Aturan inj menjadi polemik di kalangan honorer. Mereka khawatir dicoret sebagai pegawai sebelum diangkat menjasi ASN.

Ketua Komisi I DPRD Banten, Ahmad Jazuli Abdilah mengatakan, nasib 6 ribu honorer di Pemprov Banten tidak masum dalam database BKN dan nasibnya hingga kini tidak jelas.

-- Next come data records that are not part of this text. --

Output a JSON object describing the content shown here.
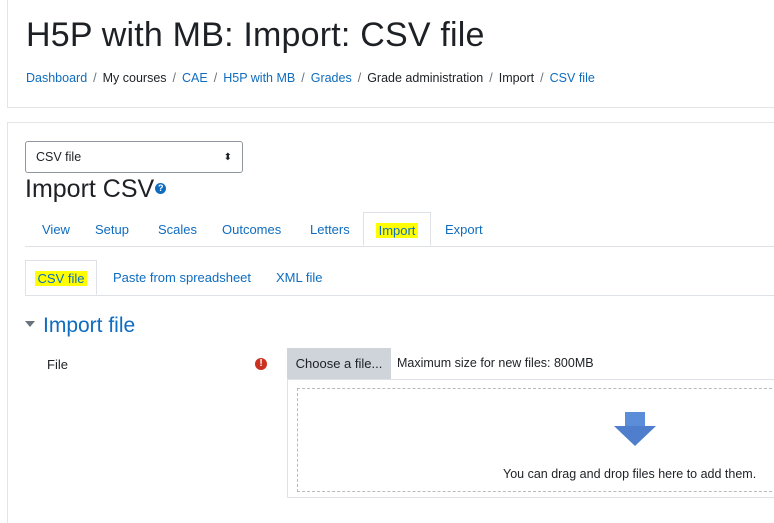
{
  "header": {
    "title": "H5P with MB: Import: CSV file",
    "breadcrumb": {
      "dashboard": "Dashboard",
      "my_courses": "My courses",
      "cae": "CAE",
      "course": "H5P with MB",
      "grades": "Grades",
      "grade_admin": "Grade administration",
      "import": "Import",
      "csv_file": "CSV file",
      "separator": "/"
    }
  },
  "selector": {
    "value": "CSV file",
    "arrows": "⬍"
  },
  "import_heading": "Import CSV",
  "help_icon": "question-circle-icon",
  "tabs": {
    "view": "View",
    "setup": "Setup",
    "scales": "Scales",
    "outcomes": "Outcomes",
    "letters": "Letters",
    "import": "Import",
    "export": "Export",
    "active": "Import"
  },
  "subtabs": {
    "csv": "CSV file",
    "paste": "Paste from spreadsheet",
    "xml": "XML file",
    "active": "CSV file"
  },
  "section": {
    "title": "Import file",
    "collapse_icon": "caret-down-icon"
  },
  "file_field": {
    "label": "File",
    "required_icon": "exclamation-circle-icon",
    "choose_label": "Choose a file...",
    "max_size": "Maximum size for new files: 800MB",
    "drop_text": "You can drag and drop files here to add them.",
    "drop_icon": "arrow-down-icon"
  },
  "colors": {
    "link": "#0f6cbf",
    "highlight": "#ffff00",
    "required": "#ca3120",
    "arrow": "#5b8dd8"
  }
}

“Total honorer di Pemprov Banten mencapai 16.673 orang. Namun yang memasukan data ke BKN cuma sekira 10 ribu. Sisanya 6 ribu, yang tidak terinject ini nasibnya enggak jelas. Para honorer ini terdiri dari sopir, satpam, pamdal dan celaning service,” kata Jazuli dalam diskusi Pojok Aspirasi di sekretariat Pokja Wartawan Baten di KP3B, Kota Serang, Rabu (29/11/2023).

Jazuli mengungkapkan, tercatat ada 9 ribu lebih honorer bertugas sebagai guru di SMA, SMK, dan SKh di Provinsi Banten.

Sedangkan sisanya lanjut Jazuli, tenaga fungsional, teknis, satpam hingga celaning service di lingkungan KP3B.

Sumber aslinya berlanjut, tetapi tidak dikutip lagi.